MARWAN MUASHER: Absolutely not.
What we are witnessing is a direct result of an era in the Arab world where democracy was not practiced nor encouraged, an educational system which basically taught people just to blindly follow leaders without critical thinking, without asking questions.
So, obviously, when this is disturbed, both the religious and secular forces are behaving in nondemocratic ways. It's so far a winner-take-all strategy. And as I say always, a zero sum game has meant that the sum is zero so far.
Until both forces realize that this is not a battle between secular and religious elements, until that becomes a battle for pluralism, where everybody assures the right not only of themselves, but of others, to operate in the political sphere, this second Arab awakening will not be successful.
MARGARET WARNER: But how do you foresee this battle taking shape? I mean, for instance, in Egypt, the young people, the middle-class people who came out to Tahrir Square demanding that Mubarak go said this is what they wanted, and yet they proved incapable of doing the hard work of building parties, and went -- and they lost the election.
MARWAN MUASHER: This is a natural process that will, I think, take its course in Egypt, maybe 14, 15 years before we see stability come again and before people realize that pluralism needs to be the underlying foundation, the operating system for everything that can be done.
MARGARET WARNER: The other split, of course, we're seeing -- and it seems to be growing wider and wider -- has been between Sunni and Shia. Who's going to resolve that? How will that get resolved?

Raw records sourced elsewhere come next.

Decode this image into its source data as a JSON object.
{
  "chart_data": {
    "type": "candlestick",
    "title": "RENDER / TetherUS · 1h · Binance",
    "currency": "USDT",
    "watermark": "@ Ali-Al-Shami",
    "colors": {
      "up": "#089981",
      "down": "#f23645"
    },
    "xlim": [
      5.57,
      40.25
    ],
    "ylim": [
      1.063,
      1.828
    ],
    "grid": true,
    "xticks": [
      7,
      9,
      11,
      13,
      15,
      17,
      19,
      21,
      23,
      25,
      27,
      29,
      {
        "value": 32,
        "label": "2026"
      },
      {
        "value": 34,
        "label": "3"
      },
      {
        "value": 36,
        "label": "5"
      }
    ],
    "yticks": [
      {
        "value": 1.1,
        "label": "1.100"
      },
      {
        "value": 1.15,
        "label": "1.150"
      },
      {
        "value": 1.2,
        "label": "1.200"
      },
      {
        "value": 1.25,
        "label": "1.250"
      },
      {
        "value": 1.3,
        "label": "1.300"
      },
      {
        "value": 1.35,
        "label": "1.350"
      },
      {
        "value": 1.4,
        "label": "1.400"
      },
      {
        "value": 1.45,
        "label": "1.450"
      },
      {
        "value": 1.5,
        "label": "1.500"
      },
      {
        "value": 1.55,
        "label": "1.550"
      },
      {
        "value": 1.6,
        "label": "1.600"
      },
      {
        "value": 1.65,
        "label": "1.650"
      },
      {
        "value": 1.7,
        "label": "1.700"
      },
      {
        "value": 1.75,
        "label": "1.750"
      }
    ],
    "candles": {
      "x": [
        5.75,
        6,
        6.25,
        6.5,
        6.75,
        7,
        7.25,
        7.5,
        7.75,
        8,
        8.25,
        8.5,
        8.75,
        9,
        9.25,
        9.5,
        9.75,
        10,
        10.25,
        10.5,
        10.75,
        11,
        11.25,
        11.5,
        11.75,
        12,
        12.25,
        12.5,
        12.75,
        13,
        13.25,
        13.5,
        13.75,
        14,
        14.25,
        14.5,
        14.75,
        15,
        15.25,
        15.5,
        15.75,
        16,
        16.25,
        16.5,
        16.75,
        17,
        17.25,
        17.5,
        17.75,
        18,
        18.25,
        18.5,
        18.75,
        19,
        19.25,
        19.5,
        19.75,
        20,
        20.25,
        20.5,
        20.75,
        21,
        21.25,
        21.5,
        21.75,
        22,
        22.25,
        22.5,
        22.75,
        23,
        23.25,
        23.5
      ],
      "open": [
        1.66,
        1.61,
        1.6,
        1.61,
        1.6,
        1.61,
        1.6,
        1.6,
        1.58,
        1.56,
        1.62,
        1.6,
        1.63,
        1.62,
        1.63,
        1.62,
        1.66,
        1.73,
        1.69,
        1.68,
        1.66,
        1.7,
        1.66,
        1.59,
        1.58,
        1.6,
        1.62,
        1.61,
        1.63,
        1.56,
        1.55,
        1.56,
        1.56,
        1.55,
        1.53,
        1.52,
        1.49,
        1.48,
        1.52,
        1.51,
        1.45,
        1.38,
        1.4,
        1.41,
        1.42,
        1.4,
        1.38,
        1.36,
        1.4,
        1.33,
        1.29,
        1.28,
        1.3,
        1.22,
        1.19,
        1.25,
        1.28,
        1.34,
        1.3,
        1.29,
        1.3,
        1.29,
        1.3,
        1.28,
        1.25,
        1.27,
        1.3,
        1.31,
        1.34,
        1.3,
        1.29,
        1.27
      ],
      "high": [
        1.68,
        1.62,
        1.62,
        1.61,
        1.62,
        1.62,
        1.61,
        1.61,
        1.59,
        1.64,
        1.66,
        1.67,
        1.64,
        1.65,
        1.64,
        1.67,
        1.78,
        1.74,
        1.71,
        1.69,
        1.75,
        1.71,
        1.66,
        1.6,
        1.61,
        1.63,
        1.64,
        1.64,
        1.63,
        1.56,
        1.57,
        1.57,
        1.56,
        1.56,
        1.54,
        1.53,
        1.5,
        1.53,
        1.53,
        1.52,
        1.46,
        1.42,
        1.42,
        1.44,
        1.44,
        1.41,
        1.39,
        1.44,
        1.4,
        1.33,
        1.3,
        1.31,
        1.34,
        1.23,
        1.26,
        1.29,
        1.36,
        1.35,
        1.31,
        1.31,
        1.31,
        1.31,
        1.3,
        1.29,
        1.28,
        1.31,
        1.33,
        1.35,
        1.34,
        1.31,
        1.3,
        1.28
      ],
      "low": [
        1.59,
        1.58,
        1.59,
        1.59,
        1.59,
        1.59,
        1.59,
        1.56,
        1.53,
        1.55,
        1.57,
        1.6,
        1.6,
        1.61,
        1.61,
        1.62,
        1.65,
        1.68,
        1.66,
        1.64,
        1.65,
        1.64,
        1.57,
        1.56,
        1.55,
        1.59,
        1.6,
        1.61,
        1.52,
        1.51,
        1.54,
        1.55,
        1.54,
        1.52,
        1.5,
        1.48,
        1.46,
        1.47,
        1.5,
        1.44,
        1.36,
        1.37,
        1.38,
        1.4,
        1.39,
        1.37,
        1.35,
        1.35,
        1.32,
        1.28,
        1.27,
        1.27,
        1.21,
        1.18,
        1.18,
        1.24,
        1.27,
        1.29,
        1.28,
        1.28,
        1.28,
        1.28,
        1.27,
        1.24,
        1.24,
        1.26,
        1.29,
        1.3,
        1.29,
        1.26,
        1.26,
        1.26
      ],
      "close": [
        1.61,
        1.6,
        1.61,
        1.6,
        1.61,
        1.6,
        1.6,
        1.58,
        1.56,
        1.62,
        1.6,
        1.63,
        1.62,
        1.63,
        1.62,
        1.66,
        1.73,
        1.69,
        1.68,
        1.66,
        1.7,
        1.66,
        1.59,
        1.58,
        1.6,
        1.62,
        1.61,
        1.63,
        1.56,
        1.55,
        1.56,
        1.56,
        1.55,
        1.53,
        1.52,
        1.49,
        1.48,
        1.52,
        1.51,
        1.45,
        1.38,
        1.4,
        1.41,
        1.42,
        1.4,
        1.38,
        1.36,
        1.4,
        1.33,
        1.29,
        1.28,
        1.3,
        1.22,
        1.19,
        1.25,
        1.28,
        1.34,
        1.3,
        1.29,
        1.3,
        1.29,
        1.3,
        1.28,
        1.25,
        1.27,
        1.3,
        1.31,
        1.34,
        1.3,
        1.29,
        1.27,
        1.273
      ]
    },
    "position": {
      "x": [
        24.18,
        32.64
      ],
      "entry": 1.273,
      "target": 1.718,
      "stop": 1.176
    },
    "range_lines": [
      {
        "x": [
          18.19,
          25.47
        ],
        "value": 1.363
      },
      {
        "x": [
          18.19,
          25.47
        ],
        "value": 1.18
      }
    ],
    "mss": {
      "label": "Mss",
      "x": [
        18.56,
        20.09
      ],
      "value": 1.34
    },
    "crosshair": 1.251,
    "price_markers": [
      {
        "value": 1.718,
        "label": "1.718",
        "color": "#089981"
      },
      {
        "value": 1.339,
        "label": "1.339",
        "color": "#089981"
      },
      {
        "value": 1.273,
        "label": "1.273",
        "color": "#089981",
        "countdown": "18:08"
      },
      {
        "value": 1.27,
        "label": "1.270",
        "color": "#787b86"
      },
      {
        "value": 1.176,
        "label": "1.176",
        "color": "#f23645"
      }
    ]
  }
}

MARWAN MUASHER: Again, this is, I think, a result of -- a direct result of the lack of pluralism, because the Sunni-Shiite divide in the Arab world is not just a religious divide. It's all -- also a political divide.
MARGARET WARNER: It's about power.
MARWAN MUASHER: It's -- well, yes, and groups, particularly Shiite groups in the Arab world have lived as second-class citizens for a long time. They were not given equal rights.
In my view, if all the ethnic, religious, political groups in Arab world are treated as equal citizens, a lot of these problems would just disappear. But this is not going to be automatic or immediate. This is going to take decades of work, in which you have to do things to the educational system, the value system that exists in the Arab world. In other words, there are no shortcuts to democracy.
MARGARET WARNER: But, in the meantime as you pointed out, extremist elements, violent jihadi elements are taking advantage of this vacuum.
The U.S. has made clear it's not going to intervene in the classic military sense. What will -- I mean, other than hoping that pluralistic forces get their act together, what will bring this region to some sort of stability?
MARWAN MUASHER: I think the jihadi sort of phenomenon is transient in the Arab world.
The radical elements in Syria now are being fought by the moderate Islamists themselves. This is a fight that needs to go on. But the overwhelming majority of the Arab world do not subscribe to al-Qaida types, do not subscribe to this jihadi radical thinking.
In the end, the street in the Arab world, just as the street in any other place in the world, who cares about job, about improving their lot -- they don't care about ideology and radical forces.
MARGARET WARNER: And overcoming that has to be done by the people on the ground, not by outside powers.
MARWAN MUASHER: Absolutely. This is a responsibility of Arabs themselves, no one else.
MARGARET WARNER: Marwan Muasher, thank you.